Install & setup#

Installation#

pyversions

pip install lamindb

You can configure the installation using extras, e.g.,

pip install 'lamindb[jupyter,bionty]'

Supported extras are:

# commonly used
jupyter   # parse Jupyter notebook metadata
bionty    # basic biological ontologies
# cloud backends
aws       # AWS (s3fs, etc.)
gcp       # Google Cloud (gcfs, etc.)
# biological artifact formats
fcs       # FCS artifacts (flow cytometry)
# storage backends
zarr      # store & stream arrays with zarr
# others
erdiagram # display schema graphs

If you’d like a docker container, here is a way: github.com/laminlabs/lamindb-docker.

Sign up & log in#

  1. Sign up for a free account (see more info) and copy the API key.

  2. Log in on the command line:

    lamin login <email> --key <API-key>
    

Note

An account is free & signing up takes 1 min.

Lamin does not store or see any of your data, but only basic metadata about you (email address, etc.).

If you register a LaminDB instance on LaminHub, Lamin only stores the storage location (AWS S3 or GCP bucket names, directory names).

For more, see our guide on access management & security, the source code, or the privacy policy.

On the command line, you can log in with either email or handle:

lamin login testuser1@lamin.ai
lamin login testuser1

If you don’t have a cached API-key in your environment, you need to copy it from your lamin.ai account and pass it:

lamin login <email> --key <API-key>

Log out:

lamin lgout

Init an instance#

You init an instance using lamin init on the commmand line and these options:

  • storage: a default storage location for the instance (e.g. s3://my-bucket, gs://my-bucket, ./my-data-dir)

  • name (optional): a name for the instance (e.g., my-assets)

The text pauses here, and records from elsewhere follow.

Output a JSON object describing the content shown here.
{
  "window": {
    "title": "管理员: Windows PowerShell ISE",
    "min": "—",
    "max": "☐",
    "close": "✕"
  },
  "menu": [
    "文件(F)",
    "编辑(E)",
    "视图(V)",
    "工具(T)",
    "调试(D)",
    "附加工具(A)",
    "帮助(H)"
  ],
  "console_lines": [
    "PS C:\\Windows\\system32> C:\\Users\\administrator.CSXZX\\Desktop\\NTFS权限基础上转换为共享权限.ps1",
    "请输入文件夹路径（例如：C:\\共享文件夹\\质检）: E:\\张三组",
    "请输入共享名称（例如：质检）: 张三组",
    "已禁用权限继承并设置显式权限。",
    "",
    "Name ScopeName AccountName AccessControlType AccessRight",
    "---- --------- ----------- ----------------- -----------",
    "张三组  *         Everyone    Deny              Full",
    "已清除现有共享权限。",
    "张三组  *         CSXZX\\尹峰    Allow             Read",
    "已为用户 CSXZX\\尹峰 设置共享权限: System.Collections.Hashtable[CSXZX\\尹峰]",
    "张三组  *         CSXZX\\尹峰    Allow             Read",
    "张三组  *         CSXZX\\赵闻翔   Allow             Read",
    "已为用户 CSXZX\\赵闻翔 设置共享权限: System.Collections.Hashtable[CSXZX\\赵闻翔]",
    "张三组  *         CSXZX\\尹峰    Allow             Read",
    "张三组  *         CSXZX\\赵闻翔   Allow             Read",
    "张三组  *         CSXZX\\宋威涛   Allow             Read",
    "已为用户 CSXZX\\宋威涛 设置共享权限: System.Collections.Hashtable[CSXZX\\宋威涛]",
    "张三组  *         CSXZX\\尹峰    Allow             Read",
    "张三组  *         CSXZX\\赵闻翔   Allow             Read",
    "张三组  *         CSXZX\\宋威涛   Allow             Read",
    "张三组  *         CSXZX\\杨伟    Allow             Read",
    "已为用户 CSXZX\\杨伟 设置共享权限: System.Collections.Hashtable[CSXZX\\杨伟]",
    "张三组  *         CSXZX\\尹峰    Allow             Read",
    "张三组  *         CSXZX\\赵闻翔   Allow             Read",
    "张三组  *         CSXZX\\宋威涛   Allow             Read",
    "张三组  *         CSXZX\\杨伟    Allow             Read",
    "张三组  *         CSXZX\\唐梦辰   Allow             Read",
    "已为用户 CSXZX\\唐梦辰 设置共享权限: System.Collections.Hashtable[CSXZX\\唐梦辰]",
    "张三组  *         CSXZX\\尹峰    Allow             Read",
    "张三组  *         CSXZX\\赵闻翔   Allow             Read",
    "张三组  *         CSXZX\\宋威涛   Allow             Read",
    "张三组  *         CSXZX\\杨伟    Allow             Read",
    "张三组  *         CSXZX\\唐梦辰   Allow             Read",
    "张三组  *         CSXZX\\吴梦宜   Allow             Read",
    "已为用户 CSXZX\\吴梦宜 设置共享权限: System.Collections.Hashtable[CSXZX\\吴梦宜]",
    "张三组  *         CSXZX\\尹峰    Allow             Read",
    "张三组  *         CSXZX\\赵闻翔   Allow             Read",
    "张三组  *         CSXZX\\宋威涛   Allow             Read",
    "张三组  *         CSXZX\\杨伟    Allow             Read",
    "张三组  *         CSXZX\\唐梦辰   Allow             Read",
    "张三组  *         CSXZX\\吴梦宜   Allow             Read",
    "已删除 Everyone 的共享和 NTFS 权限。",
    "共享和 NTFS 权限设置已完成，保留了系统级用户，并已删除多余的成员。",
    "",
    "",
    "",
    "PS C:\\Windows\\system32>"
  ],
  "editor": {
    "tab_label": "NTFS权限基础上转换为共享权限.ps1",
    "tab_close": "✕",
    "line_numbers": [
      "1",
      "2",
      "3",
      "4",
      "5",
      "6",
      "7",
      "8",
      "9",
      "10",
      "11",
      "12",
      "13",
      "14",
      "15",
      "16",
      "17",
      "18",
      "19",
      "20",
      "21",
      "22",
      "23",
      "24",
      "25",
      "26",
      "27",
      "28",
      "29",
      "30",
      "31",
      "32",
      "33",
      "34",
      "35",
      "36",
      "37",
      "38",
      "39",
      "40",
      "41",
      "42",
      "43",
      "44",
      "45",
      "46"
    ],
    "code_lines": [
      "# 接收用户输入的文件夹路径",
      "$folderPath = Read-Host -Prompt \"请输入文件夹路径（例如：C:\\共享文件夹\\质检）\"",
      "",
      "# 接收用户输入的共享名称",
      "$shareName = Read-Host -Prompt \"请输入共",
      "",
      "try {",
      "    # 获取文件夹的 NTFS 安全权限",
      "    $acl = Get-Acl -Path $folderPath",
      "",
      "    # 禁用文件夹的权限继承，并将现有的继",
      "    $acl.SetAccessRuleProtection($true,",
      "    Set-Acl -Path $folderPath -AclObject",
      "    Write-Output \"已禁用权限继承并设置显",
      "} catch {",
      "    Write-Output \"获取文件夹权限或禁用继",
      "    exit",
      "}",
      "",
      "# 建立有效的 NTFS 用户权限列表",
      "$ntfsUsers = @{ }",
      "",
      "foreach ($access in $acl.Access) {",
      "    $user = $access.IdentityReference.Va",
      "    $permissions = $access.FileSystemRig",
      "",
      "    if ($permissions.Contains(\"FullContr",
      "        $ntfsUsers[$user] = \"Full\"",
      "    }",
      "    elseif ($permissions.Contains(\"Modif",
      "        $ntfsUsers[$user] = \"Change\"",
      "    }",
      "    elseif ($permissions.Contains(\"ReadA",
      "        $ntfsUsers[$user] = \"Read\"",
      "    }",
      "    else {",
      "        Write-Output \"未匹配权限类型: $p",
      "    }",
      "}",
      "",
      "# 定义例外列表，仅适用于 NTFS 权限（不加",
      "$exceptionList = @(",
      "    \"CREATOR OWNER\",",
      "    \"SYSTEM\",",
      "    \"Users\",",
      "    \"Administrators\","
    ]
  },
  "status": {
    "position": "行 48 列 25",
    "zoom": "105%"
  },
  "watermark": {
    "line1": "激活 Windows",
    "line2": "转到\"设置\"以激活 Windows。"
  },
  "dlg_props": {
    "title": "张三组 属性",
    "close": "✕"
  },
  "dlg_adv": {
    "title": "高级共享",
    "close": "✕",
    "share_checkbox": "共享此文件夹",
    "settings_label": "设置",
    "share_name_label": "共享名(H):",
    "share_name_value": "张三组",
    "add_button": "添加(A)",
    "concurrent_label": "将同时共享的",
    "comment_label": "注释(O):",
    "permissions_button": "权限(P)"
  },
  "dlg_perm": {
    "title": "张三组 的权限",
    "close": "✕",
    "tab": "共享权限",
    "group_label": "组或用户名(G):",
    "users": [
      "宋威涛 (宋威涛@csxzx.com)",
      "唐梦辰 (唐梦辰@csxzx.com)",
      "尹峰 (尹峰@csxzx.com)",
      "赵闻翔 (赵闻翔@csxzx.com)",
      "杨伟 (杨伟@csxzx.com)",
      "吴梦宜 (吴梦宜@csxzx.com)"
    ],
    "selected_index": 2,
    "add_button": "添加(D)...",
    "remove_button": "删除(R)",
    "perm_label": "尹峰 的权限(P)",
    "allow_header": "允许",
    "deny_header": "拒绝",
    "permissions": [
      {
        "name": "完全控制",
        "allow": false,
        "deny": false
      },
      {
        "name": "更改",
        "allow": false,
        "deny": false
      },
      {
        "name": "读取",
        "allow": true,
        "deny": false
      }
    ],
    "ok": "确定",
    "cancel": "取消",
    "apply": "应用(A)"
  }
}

  • db (optional): a Postgres database connection URL, do not pass for SQLite

  • schema (optional): comma-separated string of schema modules

Examples#

Local storage + SQLite#

If you are only interested in tracking artifacts and their transformations, init your local SQLite instance via:

lamin init --storage ./mydata

Mount the Bionty schema module:

lamin init --storage mydata --schema bionty

S3 + SQLite#

lamin init --storage s3://<bucket_name> --schema bionty

GCP + Postgres#

lamin init --storage gs://<bucket_name> --db postgresql://<user>:<pwd>@<hostname>:<port>/<dbname> --schema bionty

Load an instance#

Load your own instance:

lamin load <instance_name>

Load somebody else’s instance:

lamin load <account_handle/instance_name>

Access settings#

Now, let’s look at a specific example:

!lamin init --storage mydata --schema bionty
❗ instance exists with id bad64064a38a5d18ae1654872904d661, but database is not loadable: re-initializing
💡 connected lamindb: testuser1/mydata

Print settings:

!lamin info
Current user: testuser1
- handle: testuser1
- email: [email protected]
- uid: DzTjkKse
Auto-connect in Python: True
Current instance: testuser1/mydata
- owner: testuser1
- name: mydata
- storage root: /home/runner/work/lamindb/lamindb/docs/mydata
- storage region: None
- db: sqlite:////home/runner/work/lamindb/lamindb/docs/mydata/bad64064a38a5d18ae1654872904d661.lndb
- schema: {'bionty'}
- git_repo: None

Settings persist in ~/.lamin/ and can also be accessed via lamindb.setup.settings.

import lamindb as ln
💡 connected lamindb: testuser1/mydata
ln.setup.settings.user
Current user: testuser1
- handle: testuser1
- email: [email protected]
- uid: DzTjkKse
ln.setup.settings.instance
Current instance: testuser1/mydata
- owner: testuser1
- name: mydata
- storage root: /home/runner/work/lamindb/lamindb/docs/mydata
- storage region: None
- db: sqlite:////home/runner/work/lamindb/lamindb/docs/mydata/bad64064a38a5d18ae1654872904d661.lndb
- schema: {'bionty'}
- git_repo: None

Note

  • The user who creates an instance is its owner. Ownership can be transferred in the hub.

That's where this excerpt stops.